Kaca Masa Lalu

237 22 8
                                    

     Gewend mengeluarkan beberapa uang pada supir dan berlari keluar ketika menemukan Aripin. Diantara teriknya mentari darah yang keluar dari dalam hidungnya terus menetes. Sesekali dia menengadah dan tak segan menghapus darah dengan punggung tangannya.

       Darahnya itu sepertinya tidak pernah habis. Dia memejamkan kedua matanya dan menengadah menatap betapa cerahnya langit pada hari itu.

        "Tolong!" Suaranya mulai merendah beriringan dengan kedua kakinya tiba-tiba tidak bisa digerakkan.

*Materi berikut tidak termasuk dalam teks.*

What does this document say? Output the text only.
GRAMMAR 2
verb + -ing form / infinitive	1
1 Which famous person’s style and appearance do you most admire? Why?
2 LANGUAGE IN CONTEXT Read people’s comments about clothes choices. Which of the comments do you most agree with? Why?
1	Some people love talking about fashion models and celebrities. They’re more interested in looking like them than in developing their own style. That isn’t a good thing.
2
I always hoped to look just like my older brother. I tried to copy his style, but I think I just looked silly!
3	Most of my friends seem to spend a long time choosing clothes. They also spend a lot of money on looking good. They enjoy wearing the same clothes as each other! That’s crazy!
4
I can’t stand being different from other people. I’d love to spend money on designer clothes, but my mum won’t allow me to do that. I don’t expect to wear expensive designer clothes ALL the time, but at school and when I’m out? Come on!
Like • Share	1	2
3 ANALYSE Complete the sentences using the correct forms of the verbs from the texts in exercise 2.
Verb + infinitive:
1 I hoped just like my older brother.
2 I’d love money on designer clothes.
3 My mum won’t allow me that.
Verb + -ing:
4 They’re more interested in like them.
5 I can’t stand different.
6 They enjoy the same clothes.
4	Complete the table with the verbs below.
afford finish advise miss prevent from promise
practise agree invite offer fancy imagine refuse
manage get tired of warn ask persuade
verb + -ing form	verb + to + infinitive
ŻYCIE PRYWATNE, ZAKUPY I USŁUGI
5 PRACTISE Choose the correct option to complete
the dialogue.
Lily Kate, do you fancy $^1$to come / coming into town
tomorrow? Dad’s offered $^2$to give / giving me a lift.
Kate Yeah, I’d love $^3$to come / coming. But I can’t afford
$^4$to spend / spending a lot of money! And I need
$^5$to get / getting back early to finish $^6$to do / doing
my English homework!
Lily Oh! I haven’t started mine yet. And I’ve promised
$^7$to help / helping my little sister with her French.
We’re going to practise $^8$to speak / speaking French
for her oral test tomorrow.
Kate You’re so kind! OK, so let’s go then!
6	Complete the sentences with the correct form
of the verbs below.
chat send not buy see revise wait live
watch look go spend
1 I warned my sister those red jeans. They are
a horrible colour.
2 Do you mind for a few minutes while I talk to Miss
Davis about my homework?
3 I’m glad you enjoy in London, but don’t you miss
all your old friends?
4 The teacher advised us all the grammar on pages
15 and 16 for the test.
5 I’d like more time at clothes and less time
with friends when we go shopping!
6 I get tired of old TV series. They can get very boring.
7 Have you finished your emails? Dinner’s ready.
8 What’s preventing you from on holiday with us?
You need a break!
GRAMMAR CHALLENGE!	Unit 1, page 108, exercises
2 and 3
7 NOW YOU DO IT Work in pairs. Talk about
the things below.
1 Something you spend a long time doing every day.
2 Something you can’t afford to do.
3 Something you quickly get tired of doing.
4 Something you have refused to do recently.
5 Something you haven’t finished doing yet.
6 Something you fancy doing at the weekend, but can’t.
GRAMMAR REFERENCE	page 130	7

        Aripin menoleh ke belakang dan mendapati Gewend sedang terbujur lemas di atas trotoar. Dia kemudian berlari menghampiri Gewend dan menatap wajahnya.

        "Kenapa bisa seperti ini?" Aripin membopong Gewend dan membawanya pergi.

        "Hei Aripin, tunggu!"

       Berulang kali Arivano berteriak tetapi Aripin tidak mempedulikannya. Hingga dia berhenti dan berteduh di sebuah bangunan yang tidak diselesaikan.

        "Kenapa larimu cepat sekali? Aku sangat lelah," ucap Arivano sambil terengah-engah berusaha mengontrol nafasnya.

        Aripin lekas mengecek keadaan Gewend. Dia menekan urat nadi Gewend dan tidak mendapatkan denyut.

        "Bertahanlah!" ucapnya khawatir.

        Aripin mengusap darah yang keluar dengan jempolnya. Mata Gewend sudah tidak dapat terbuka. Gewend tidak dapat melihat apapun selain buram.

        "Kau akan tetap hidup!" Gewend tidak bisa melihat apa yang terjadi.

        Berulang kali dia merasakan tubuhnya terguncang. Tetapi penglihatannya hilang, mungkin karena pukulan Asep. Dia mencoba menggerakkan kedua tangannya namun tidak bisa.

        "Naiklah ke punggungku!"

       Aripin menggendong Gewend namun laki-laki itu sudah sangat lemas. Tubuhnya terjatuh di atas tanah dan dia merasa nafasnya mulai sedikit.

        "Selamatkan Netty," ucapnya sebelum detak terakhir merenggut dan menyembunyikan kehidupannya.

        Aripin mendekatkan telinganya ke dada Gewend dan mendapati detak jantunya yang melemah. "Bagaimana ini?" tanya Aripin pada Arivano, tetapi Arivano hanya diam membisu. "Ayo bantu aku membawanya!"

        "Tidak Aripin, kita tinggalkan saja dia di sini. Bukankah kau juga memiliki rencana yang lebih penting daripada dia?"

        "Kau tidak mengerti! Dia yang telah membantuku dalam menjalankan semua misi ini. Kau tahu? Dia adik Chandra. Dia yang mengenalkanku pada keluarga Vanhoustoun. Dan_"

       "Apa lagi Aripin! Sudah cukup aku mendengar ocehanmu. Kau tidak seharusnya mengasihani orang yang akan mati. Kau seharunya memberikan siksaan yang pertama sebelum dia masuk ke alam lain." Arivano memegang pundak Aripin. "Aku tahu kau begitu khawatir. Tapi ini bukanlah drama, dia tidak akan mengetahui penyebab adiknya meninggal. Ayo kita pergi dari sini sebelum polisi memburu."

       Aripin menepis tangan Arivano. Dia berjongkok di depan Gewend dan mengeluarkan sesuatu dari dalam saku celananya.

        Benda kecil yang bersinar itu dia letakan di kepalan tangan Gewend. Matanya tertutup sebentar untuk menghilangkan ke khawatiran yang begitu besar.

         "Ayo kita pergi!"

         Mereka berdua segera bergegas meninggalkan Gewend di dalam bangunan itu. Aripin tidak tahu apa yang akan terjadi selanjutnya. Semua terasa sangat konyol dengan rencananya yang hancur.